Google Maps didn’t send their camera car along the block the Roxy was on, but Bing Maps Streetside shows the site.

HAL-9000
HAL-9000 on January 15, 2018 at 11:47 pm

I posted a couple postcards just now but you have to click on “photos” to see them …

MichaelKilgore
MichaelKilgore on January 21, 2025 at 4:55 pm

Boxoffice, Dec. 8, 1951: “GLASGOW, MONT. - The Roxy Theatre here burned in a fire, which did an estimated $500,000 damage when it destroyed three downtown buildings housing six business establishments. The Roxy Theatre was housed in a two-story, stucco building.”

50sSNIPES
50sSNIPES on January 21, 2025 at 10:35 pm

The Roxy Theatre opened its doors on October 12, 1934 with Joe E. Brown in “6 Day Bike Rider” along with the Morton Downey short “Off The Beat”, the Buddy Looney Tunes cartoon “Buddy Of The Apes”, and the novelty reel “The Superstition Of The Black Cat”.

According to its original manager Art Abelson, he said a statement that the decorations alongside its black vitrolite front weren’t complete at the time of its grand opening. In connection of that for a short time, the theater ended up operating at a temporarily box office before its shipping and completion.

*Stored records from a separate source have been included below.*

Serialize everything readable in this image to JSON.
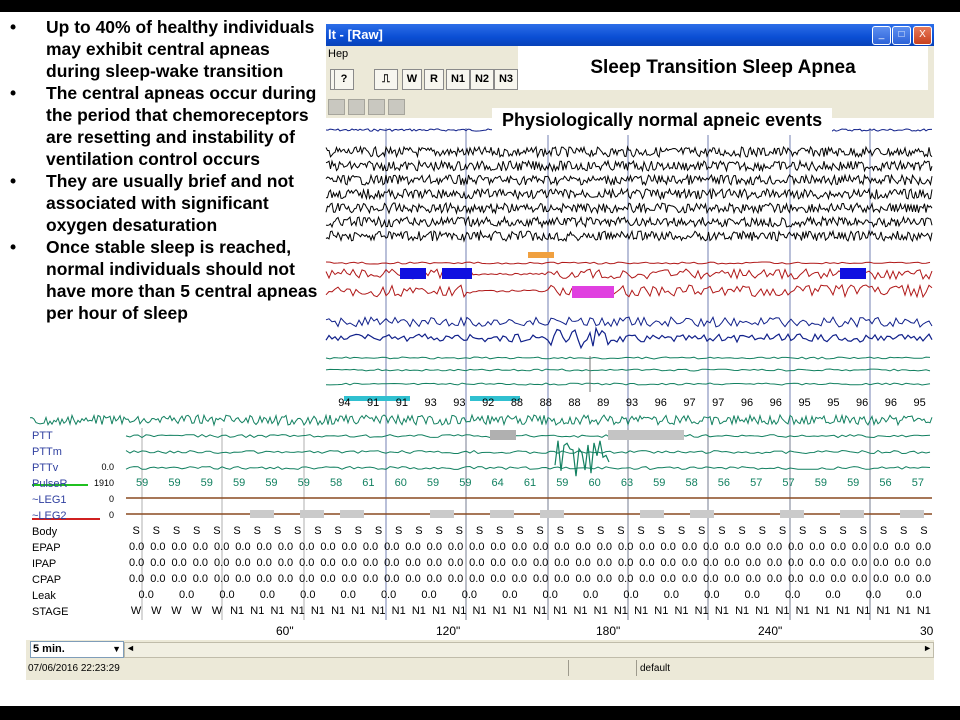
{
  "slide": {
    "bullets": [
      "Up to 40% of healthy individuals may exhibit central apneas during sleep-wake transition",
      "The central apneas occur during the period that chemoreceptors are resetting and instability of ventilation control occurs",
      "They are usually brief and not associated with significant oxygen desaturation",
      "Once stable sleep is reached, normal individuals should not have more than 5 central apneas per hour of sleep"
    ],
    "callout_title": "Sleep Transition Sleep Apnea",
    "callout_subtitle": "Physiologically normal apneic events"
  },
  "window": {
    "title": "lt - [Raw]",
    "menu_help": "Hep",
    "buttons": {
      "minimize": "_",
      "maximize": "□",
      "close": "X"
    }
  },
  "toolbar": {
    "help_glyph": "?",
    "stage_buttons": [
      "W",
      "R",
      "N1",
      "N2",
      "N3"
    ]
  },
  "channels": [
    {
      "name": "PTT",
      "scale": ""
    },
    {
      "name": "PTTm",
      "scale": ""
    },
    {
      "name": "PTTv",
      "scale": "0.0"
    },
    {
      "name": "PulseR",
      "scale": "1910"
    },
    {
      "name": "~LEG1",
      "scale": "0"
    },
    {
      "name": "~LEG2",
      "scale": "0"
    },
    {
      "name": "Body",
      "scale": ""
    },
    {
      "name": "EPAP",
      "scale": ""
    },
    {
      "name": "IPAP",
      "scale": ""
    },
    {
      "name": "CPAP",
      "scale": ""
    },
    {
      "name": "Leak",
      "scale": ""
    },
    {
      "name": "STAGE",
      "scale": ""
    }
  ],
  "spo2_values": [
    "94",
    "91",
    "91",
    "93",
    "93",
    "92",
    "88",
    "88",
    "88",
    "89",
    "93",
    "96",
    "97",
    "97",
    "96",
    "96",
    "95",
    "95",
    "96",
    "96",
    "95"
  ],
  "pulse_values": [
    "59",
    "59",
    "59",
    "59",
    "59",
    "59",
    "58",
    "61",
    "60",
    "59",
    "59",
    "64",
    "61",
    "59",
    "60",
    "63",
    "59",
    "58",
    "56",
    "57",
    "57",
    "59",
    "59",
    "56",
    "57"
  ],
  "body_values": [
    "S",
    "S",
    "S",
    "S",
    "S",
    "S",
    "S",
    "S",
    "S",
    "S",
    "S",
    "S",
    "S",
    "S",
    "S",
    "S",
    "S",
    "S",
    "S",
    "S",
    "S",
    "S",
    "S",
    "S",
    "S",
    "S",
    "S",
    "S",
    "S",
    "S",
    "S",
    "S",
    "S",
    "S",
    "S",
    "S",
    "S",
    "S",
    "S",
    "S"
  ],
  "pressure_value": "0.0",
  "stage_values": [
    "W",
    "W",
    "W",
    "W",
    "W",
    "N1",
    "N1",
    "N1",
    "N1",
    "N1",
    "N1",
    "N1",
    "N1",
    "N1",
    "N1",
    "N1",
    "N1",
    "N1",
    "N1",
    "N1",
    "N1",
    "N1",
    "N1",
    "N1",
    "N1",
    "N1",
    "N1",
    "N1",
    "N1",
    "N1",
    "N1",
    "N1",
    "N1",
    "N1",
    "N1",
    "N1",
    "N1",
    "N1",
    "N1",
    "N1"
  ],
  "time_labels": [
    "60\"",
    "120\"",
    "180\"",
    "240\"",
    "30"
  ],
  "bottom": {
    "epoch_option": "5 min.",
    "timestamp": "07/06/2016 22:23:29",
    "montage": "default"
  },
  "colors": {
    "eeg": "#000000",
    "respiratory_red": "#b01818",
    "respiratory_blue": "#10208a",
    "green": "#128060",
    "cyan_bar": "#30c0d0",
    "orange_mark": "#f0a040",
    "magenta_mark": "#e040e0",
    "event_blue": "#1010e0"
  }
}
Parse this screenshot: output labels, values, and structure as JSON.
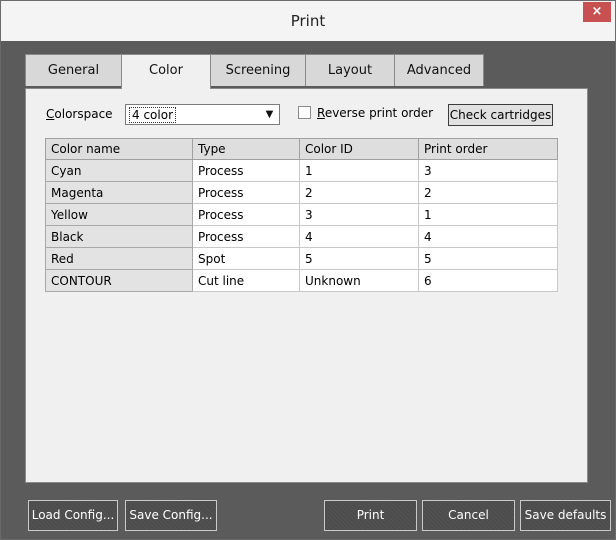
{
  "window": {
    "title": "Print",
    "close_glyph": "×"
  },
  "tabs": [
    "General",
    "Color",
    "Screening",
    "Layout",
    "Advanced"
  ],
  "active_tab": "Color",
  "colorspace": {
    "label": "Colorspace",
    "value": "4 color",
    "arrow_glyph": "▼"
  },
  "reverse_print_order": {
    "label": "Reverse print order",
    "checked": false
  },
  "check_cartridges_label": "Check cartridges",
  "table": {
    "columns": [
      "Color name",
      "Type",
      "Color ID",
      "Print order"
    ],
    "rows": [
      [
        "Cyan",
        "Process",
        "1",
        "3"
      ],
      [
        "Magenta",
        "Process",
        "2",
        "2"
      ],
      [
        "Yellow",
        "Process",
        "3",
        "1"
      ],
      [
        "Black",
        "Process",
        "4",
        "4"
      ],
      [
        "Red",
        "Spot",
        "5",
        "5"
      ],
      [
        "CONTOUR",
        "Cut line",
        "Unknown",
        "6"
      ]
    ]
  },
  "buttons": {
    "load_config": "Load Config...",
    "save_config": "Save Config...",
    "print": "Print",
    "cancel": "Cancel",
    "save_defaults": "Save defaults"
  },
  "colors": {
    "close_button": "#c75050",
    "frame": "#5b5b5b",
    "panel": "#f0f0f0"
  }
}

The November 26, 1951 fire was caused by an overheated heating pipe and destroyed six businesses including the Roxy Theatre at approximately 10:15 AM that morning. The Roxy, alongside two lounges, a bar, two cafes, and a drug store were all impacted by the fire, centering around one of the two cafes (Shipp’s Cafe). The fire caused an estimate $500,000 in damage, with half going towards the theater and the another half towards the cafe and the lounges.

The Roxy was never rebuilt nor reopened, and a J.C. Penney was built on the former theater site in early-1953. A newer theater, called the Survant Theatre, was then built a few buildings away from the Roxy.